For those that raise capital successfully, the path from Series A through growth rounds gets no less difficult as entrepreneurs find themselves dedicating significant time and money to legal and regulatory compliance, often rebuilding business processes in order to scale. Unique challenges exist in fintech that simply don’t exist in other markets. In financial technology, in order to build the product so it can work, you have to work with the incumbents, with whom — by definition — you are competing.

CFSI and JPMorgan Chase launched the Financial Solutions Lab in 2015 to provide additional support for this ecosystem. Our first program, launched in June of 2015, sought companies who had solutions that could help Americans better manage household cash flows. One year in, the companies in the Lab have added well over 100,000 new users and raised more than $80 million in additional capital. Most importantly, consumers are benefiting: Across the user base of our companies, savings rates are up, credit scores are increasing and debt loads are declining.

This year we hope to follow on that success by supporting a new class of startups and nonprofits that are building the future of financial services. In particular, we’re interested in products that help consumers weather financial shocks — things that can help consumers anticipate and manage the unexpected and expected shocks that all of us encounter, whether it’s a car repair, job loss, trip to the ER or long-term illness.

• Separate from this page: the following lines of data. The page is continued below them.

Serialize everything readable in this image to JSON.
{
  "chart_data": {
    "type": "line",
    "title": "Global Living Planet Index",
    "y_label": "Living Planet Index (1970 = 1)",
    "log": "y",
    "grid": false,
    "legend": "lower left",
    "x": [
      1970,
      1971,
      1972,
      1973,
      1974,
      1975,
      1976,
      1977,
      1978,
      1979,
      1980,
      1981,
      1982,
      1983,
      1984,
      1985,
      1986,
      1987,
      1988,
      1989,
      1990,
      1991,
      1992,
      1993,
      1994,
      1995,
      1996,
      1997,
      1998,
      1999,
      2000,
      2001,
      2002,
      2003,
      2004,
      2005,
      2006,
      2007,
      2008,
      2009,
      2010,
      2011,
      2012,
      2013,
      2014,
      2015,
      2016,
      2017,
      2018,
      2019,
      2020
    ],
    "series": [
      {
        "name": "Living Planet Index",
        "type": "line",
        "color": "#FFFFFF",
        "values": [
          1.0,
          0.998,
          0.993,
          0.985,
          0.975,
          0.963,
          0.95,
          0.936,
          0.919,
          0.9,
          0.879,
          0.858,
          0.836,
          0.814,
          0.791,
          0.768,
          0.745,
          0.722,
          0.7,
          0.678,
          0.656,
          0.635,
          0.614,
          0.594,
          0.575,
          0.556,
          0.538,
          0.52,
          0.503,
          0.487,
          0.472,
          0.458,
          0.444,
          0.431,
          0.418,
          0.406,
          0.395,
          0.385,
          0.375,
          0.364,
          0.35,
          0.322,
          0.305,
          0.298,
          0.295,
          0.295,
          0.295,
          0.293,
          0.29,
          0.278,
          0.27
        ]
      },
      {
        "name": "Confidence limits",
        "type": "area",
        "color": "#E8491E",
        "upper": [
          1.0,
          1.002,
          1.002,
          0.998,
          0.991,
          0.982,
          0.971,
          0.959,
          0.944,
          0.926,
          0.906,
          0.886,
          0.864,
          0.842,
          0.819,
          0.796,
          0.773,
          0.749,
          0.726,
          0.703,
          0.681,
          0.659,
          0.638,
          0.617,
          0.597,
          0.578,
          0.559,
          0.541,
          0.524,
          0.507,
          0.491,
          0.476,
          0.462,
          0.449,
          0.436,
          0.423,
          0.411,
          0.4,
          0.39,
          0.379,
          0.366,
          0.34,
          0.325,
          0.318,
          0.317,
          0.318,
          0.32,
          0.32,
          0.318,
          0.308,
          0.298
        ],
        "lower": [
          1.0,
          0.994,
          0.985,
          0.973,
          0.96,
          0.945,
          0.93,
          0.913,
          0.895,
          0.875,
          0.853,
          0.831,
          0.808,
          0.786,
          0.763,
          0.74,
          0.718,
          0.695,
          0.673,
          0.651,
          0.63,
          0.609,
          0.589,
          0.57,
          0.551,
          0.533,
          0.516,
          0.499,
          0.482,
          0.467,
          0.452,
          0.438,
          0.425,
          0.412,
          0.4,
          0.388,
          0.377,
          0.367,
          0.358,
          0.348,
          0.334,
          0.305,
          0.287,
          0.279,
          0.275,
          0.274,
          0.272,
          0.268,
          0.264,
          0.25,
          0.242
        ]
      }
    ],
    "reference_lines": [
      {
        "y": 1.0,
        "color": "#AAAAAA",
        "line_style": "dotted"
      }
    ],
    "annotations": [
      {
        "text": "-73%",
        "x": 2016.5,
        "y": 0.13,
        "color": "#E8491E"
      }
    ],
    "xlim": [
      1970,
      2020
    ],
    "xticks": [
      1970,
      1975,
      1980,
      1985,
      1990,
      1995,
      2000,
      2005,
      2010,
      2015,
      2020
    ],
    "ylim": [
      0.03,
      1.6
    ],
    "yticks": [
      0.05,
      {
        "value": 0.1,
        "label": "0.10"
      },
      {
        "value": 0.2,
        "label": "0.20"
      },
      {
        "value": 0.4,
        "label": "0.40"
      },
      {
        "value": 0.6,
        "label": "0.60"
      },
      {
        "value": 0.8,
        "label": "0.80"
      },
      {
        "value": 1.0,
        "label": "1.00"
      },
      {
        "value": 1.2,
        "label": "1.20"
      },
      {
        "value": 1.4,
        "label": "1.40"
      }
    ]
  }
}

Think about it: Every car, eventually, breaks down. So why don’t we have insurance products or more accessible savings/credit instruments that anticipate this eventuality? Durable goods purchases — things like a washer and dryer — are another example. There aren’t great products that help people plan and purchase these expensive items, especially considering how little savings the average American has.

There is great potential in insurance — private disability insurance, job-interruption products, even helping consumers better plan and manage more conventional insurance. These are all areas of life where one could imagine a tech-based solution, and one where some solutions exist.

Cumulus Funding is pioneering the use of Income Share Agreements, so consumer payments go down when a big shock happens. Products like Activehours and FlexWage allow consumers to pull their earned income forward. Meanwhile, the team at APA Save is helping consumers stay on top of bills and more quickly pay off debt -– so they have more of a cushion to absorb life’s shocks. There is no shortage of ideas and capable entrepreneurial teams.

The same trends that are powering the explosion of consumer technology — mobile engagement, improved data analysis and new customer acquisition models — are also breaking down some of the historical barriers to entry in financial services and enabling completely new approaches to engaging and serving customers. A better future of consumer financial services is possible — one where providers compete on the ability of their products to improve the financial health of their consumers.

But for that reality to come to fruition, all of us in fintech — financial institutions, regulators, founders and investors — need to recognize the financial health problem American consumers are facing and work together to realize the innovation that’s possible.

Can we do it? That’s the $138 billion question.